Mnuchin Admits 15 Percent Corporate Rate Unlikely

Posted: Sep 12, 2017 2:30 PM
Mnuchin Admits 15 Percent Corporate Rate Unlikely

President Trump has repeatedly called for bringing the corporate tax rate down from its current 35 percent to 15 percent, but on Tuesday, Treasury Secretary Steve Mnuchin acknowledged that may not be possible. 

“I don’t know if we’ll be able to achieve that, given the budget issues, but we’re going to get this down to a very competitive level,” he said at an event hosted by CNBC.

Mnuchin did not give an exact number but rather emphasized that getting tax reform done is much more important.

“What the exact number is less important,” he said, adding, “what's more important is making sure we have a competitive system."

House Speaker Paul Ryan made similar remarks last week when discussing tax reform and said “the numbers are hard” to achieve a 15 percent rate. Instead, Ryan said a number in the low-to-mid 20s is more realistic. 

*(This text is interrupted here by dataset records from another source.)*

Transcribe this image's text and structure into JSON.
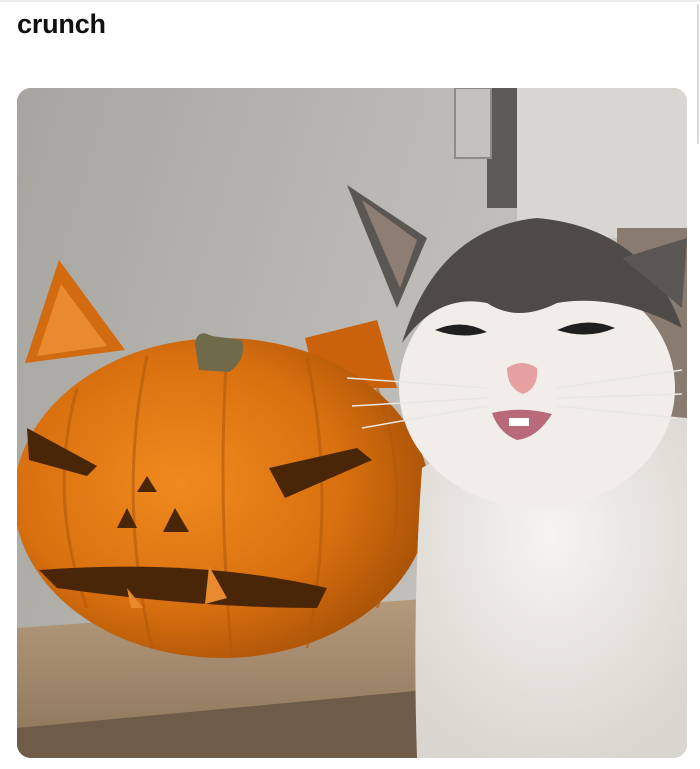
{
  "post": {
    "title": "crunch",
    "media_icon": "photo-icon"
  }
}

Republicans across the board want to lower the corporate rate, which is currently 35 percent, as part of tax reform. But if Republicans want to pass a tax bill through reconciliation to prevent a Democratic filibuster, the legislation can't add to the deficit outside the budget window.

Mnuchin said on Tuesday that he hopes tax-reform legislation is bipartisan, but that Republicans are prepared to use reconciliation if a bill won't be able to get the 60 votes in the Senate needed to overcome a filibuster.

"This is the most important issue for the American economy," he said.

Most Senate Democrats have said they won't support a tax bill that cuts taxes for people in the top 1 percent of income.

Mnuchin said that Republicans plan to eliminate the state and local tax deduction, so there won't be a tax cut for people in high-tax states such as New York and California. He hopes to lower the top individual tax rate slightly to offset the elimination of the deduction so that residents of high-tax states don't see a tax increase. (The Hill)

Mnuchin also said he’s considering backdating any tax changes to the beginning of the year, which “would be a big boon for the economy.”